An Australian senator this week quoted out author Dan Savage to claim that most gay men find having one partner to be “unrealistic and unnatural.”

In a 13-minute speech on the Senate floor, Family First Senator Bob Day argued against passage of a bill that seeks to alter the nation's marriage laws to end the exclusion of gay and lesbian couples.

“In places where gay people, typically men, have been able to form recognized unions, they do not necessarily equate their commitment to monogamy,” Day told colleagues.

“The term 'monogamish' … has now been coined, a sort of 'open marriage' … as they feel a restriction to one partner is unrealistic and unnatural,” Day said. “This 'monogamish' compromise is nothing short of surrender. As usual, all the guarantees about marriage staying the same have come to naught.”
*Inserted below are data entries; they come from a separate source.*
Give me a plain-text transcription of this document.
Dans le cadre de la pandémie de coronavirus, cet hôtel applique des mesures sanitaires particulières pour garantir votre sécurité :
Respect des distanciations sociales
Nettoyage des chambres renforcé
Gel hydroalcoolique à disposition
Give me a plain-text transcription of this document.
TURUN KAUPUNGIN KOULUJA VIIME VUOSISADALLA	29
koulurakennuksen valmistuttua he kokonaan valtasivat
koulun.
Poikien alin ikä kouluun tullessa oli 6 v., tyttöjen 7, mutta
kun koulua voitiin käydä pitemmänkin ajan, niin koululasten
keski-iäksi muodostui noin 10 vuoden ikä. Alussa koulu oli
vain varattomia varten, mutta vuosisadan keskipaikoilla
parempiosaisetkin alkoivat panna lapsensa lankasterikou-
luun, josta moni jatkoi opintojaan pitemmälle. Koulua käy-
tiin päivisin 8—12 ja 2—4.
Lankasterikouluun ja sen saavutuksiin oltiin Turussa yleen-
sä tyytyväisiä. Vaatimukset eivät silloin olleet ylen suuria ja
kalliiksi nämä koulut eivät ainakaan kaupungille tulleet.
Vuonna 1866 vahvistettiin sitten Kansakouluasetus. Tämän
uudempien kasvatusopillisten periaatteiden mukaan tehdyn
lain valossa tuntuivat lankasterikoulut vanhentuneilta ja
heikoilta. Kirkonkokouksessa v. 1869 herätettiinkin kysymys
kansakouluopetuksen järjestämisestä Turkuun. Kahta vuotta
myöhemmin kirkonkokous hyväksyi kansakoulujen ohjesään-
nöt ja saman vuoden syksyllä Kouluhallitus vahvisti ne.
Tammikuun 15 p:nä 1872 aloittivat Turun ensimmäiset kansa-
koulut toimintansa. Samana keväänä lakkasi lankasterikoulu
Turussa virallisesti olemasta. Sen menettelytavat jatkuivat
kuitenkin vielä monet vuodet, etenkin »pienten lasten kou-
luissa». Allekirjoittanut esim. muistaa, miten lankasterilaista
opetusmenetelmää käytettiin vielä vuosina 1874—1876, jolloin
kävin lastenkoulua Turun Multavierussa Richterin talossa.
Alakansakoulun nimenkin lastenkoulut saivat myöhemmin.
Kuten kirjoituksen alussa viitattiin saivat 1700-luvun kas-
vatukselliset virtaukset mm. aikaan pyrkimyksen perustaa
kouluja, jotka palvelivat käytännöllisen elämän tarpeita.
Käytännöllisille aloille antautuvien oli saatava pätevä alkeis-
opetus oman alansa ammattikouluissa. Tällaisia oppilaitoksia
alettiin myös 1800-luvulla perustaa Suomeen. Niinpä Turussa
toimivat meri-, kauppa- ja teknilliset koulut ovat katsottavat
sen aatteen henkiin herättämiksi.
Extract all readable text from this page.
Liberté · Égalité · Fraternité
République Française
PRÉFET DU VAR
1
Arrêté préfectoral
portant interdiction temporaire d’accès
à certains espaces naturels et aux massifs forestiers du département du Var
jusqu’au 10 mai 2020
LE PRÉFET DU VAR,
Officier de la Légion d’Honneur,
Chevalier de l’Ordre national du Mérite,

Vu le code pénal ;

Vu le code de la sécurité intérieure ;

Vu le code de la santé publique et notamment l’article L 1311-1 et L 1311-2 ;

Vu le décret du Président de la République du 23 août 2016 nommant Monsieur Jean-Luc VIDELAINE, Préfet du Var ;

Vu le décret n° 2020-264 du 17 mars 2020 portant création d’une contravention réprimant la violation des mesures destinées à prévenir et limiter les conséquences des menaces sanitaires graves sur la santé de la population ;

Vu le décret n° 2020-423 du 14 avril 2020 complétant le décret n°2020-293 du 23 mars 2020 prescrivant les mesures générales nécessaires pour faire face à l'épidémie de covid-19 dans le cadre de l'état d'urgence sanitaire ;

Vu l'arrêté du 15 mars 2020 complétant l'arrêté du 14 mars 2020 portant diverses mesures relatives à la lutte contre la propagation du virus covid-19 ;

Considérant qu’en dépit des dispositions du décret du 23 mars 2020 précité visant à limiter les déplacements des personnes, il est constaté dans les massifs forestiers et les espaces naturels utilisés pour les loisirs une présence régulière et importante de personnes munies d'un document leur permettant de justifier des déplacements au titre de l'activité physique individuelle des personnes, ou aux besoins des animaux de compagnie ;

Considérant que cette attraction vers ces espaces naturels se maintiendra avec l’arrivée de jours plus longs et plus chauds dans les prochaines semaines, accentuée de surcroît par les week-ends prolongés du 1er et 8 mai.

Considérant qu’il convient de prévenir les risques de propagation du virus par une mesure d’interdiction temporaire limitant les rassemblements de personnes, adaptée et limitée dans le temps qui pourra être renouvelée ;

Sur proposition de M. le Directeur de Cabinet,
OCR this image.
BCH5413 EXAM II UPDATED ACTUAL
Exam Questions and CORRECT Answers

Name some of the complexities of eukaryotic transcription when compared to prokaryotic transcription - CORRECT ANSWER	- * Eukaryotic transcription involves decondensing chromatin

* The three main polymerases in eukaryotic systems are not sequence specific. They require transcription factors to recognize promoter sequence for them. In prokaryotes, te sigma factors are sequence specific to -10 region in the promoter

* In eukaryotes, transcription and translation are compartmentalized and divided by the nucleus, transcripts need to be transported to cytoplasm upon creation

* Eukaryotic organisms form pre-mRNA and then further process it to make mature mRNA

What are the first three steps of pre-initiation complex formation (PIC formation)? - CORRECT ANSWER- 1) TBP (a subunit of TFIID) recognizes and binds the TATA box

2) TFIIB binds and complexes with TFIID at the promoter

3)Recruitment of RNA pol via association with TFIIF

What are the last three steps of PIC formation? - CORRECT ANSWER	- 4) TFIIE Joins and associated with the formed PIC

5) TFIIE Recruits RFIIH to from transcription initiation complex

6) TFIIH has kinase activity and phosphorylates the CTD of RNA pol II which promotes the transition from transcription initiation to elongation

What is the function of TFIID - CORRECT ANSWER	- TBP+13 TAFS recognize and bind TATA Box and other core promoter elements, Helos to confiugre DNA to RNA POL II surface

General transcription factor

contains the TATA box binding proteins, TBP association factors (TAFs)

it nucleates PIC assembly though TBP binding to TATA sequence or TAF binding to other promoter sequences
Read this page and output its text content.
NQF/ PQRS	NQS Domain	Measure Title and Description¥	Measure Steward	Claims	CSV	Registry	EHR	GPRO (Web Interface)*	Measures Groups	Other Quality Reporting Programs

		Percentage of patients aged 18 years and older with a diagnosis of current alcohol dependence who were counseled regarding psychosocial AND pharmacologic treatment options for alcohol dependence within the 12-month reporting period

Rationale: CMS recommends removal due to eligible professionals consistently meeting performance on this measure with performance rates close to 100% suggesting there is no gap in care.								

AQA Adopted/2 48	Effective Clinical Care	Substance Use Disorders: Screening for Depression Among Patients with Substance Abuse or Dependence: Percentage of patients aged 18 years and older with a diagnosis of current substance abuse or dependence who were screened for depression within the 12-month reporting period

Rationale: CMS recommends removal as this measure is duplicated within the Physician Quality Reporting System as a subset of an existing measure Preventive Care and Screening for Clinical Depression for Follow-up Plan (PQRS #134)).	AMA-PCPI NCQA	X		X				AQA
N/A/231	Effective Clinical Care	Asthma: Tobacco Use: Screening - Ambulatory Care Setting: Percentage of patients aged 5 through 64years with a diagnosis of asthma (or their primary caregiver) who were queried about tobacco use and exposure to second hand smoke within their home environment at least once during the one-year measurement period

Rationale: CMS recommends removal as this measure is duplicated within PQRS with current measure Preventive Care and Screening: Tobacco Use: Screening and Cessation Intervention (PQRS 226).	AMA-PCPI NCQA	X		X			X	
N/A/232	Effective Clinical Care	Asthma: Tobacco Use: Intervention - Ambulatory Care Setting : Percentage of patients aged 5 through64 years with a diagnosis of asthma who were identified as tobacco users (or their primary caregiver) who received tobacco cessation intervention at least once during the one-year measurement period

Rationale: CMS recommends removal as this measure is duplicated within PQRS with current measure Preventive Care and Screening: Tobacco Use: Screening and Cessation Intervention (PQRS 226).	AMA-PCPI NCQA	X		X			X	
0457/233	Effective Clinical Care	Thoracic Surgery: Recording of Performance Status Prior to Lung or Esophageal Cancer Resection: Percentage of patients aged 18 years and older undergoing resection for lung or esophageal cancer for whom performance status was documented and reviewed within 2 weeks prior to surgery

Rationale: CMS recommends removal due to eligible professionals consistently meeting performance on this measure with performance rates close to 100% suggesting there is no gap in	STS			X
The term “monogamish” was coined by Savage, who is 51, and has been writing a sex advice column for Seattle's The Stranger since 1991.

In Savage Love, Savage often talks openly about his “monogamish” marriage to Terry Miller.

To be sure, Savage says monogamy works for most couples and often talks about its perks, including paternity, less risk of disease and less risk of emotional attachment.

“It's one thing to mess around and have a low stakes sexual encounter with someone else,” Savage said in 2013. “But to go on a date with someone else, to develop feelings for that person, that gets tough. And that's a risk.”

Day also argued that allowing two men or two women to marry would lead to marriages involving three people.

“If this bill seeks marriage equality, what is it trying to protect equally? What relationships then are not marriages? Why would redefining marriage stop at same-sex relationships? The bill talks about two people, but why not three?” he rhetorically asked.